Watch: Multilingual robot interacts with pilgrims at Kaaba Kiswa facility in Mecca
Cairo: A multilingual robot has been unveiled, greeting Muslim pilgrims visiting a site for making the cloth cover or kiswa of the Holy Kaaba in Mecca in Saudi Arabia, according to a state Saudi television.
Al Ekhbariya TV showed the robot welcoming and briefing visitors to the King Abdulaziz Complex for the Holy Kaaba Kiswa.
The machine is seen reacting with and answering the visitors’ questions in Arabic on items on display at the complex.
The robot can communicate in 11 languages, according to the television that did not specify these languages.
The Saudi General Presidency for Affairs of the Two Holy Mosques has introduced several artificial intelligence-based services at the Grand Mosque in Mecca frequented by millions of Muslim worshippers.
The smart services include robots for sterilisation, disinfection, guiding visitors and pilgrims about rituals and providing fatwas (religious edicts) on queries.
As part of intensified efforts to keep the sprawling site clean, the presidency has said 11 robots are used in sterilisation works at the Grand Mosque, which houses the Holy Kaaba, ahead of this month’s Hajj pilgrimage.

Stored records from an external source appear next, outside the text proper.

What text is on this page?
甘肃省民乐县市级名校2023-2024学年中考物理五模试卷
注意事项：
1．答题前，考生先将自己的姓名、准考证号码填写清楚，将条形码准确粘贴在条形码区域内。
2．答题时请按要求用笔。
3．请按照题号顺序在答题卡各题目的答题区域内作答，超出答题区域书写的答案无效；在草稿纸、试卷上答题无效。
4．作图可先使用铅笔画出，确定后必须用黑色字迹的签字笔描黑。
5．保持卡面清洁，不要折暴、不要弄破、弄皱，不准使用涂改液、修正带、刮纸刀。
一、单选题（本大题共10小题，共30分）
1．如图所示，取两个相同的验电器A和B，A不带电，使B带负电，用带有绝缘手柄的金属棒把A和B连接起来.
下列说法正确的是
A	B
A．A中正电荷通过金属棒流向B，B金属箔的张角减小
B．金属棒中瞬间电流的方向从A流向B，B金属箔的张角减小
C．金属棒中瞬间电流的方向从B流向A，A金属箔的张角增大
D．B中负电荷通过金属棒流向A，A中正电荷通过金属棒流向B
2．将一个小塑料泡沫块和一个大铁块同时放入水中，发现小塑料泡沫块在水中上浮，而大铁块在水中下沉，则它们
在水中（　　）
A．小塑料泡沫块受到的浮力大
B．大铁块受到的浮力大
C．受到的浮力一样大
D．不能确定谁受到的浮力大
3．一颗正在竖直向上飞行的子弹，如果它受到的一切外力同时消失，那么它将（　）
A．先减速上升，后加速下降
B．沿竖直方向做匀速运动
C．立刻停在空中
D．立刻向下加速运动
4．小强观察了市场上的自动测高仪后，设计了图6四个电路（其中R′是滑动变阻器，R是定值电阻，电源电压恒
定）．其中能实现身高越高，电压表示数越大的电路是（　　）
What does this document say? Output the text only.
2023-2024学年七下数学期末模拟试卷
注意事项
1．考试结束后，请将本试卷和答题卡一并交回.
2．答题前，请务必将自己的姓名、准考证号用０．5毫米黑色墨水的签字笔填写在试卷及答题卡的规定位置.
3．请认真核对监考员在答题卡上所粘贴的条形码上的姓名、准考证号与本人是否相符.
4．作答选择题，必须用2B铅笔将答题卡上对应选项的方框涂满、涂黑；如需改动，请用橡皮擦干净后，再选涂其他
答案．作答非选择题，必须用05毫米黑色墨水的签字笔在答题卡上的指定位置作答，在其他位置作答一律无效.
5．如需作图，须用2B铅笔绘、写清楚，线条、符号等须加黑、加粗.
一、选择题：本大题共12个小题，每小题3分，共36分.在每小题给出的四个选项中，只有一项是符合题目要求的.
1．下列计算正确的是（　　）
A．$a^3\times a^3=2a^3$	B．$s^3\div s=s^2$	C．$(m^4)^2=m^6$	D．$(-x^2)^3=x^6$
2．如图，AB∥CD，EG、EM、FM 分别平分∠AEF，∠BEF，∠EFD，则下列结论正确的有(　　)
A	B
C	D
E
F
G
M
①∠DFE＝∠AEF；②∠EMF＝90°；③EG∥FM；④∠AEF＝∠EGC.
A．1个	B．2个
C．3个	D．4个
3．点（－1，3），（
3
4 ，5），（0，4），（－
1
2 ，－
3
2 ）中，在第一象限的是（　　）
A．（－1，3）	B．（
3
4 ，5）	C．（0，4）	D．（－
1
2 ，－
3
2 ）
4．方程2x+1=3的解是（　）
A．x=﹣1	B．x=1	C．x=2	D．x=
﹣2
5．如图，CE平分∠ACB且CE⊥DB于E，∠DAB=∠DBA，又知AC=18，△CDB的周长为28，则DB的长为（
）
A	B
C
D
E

Each robot can operate for eight hours without human intervention, the state agency has said.
Saudi Arabia, home to Islam’s two holiest sites, has put its Hajj-related agencies on maximum alert this year to ensure comfort for the large numbers of pilgrims who continue to arrive ahead of the rites.
Hajj, one of Islam’s five obligatory duties, is due in the final week of June this year. Muslims, who can physically and financially afford Hajj, have to perform it at least once in a lifetime.
Saudi Arabia has said there will be no limits on the numbers of pilgrims from around the world for the upcoming Hajj season, reversing earlier restrictions prompted by the global pandemic.
In the past two years, Saudi Arabia curtailed the numbers of Muslims allowed to perform Hajj to prevent spread of COVID-19. Around 2.5 million Muslims used to attend Hajj annually in the pre-pandemic times.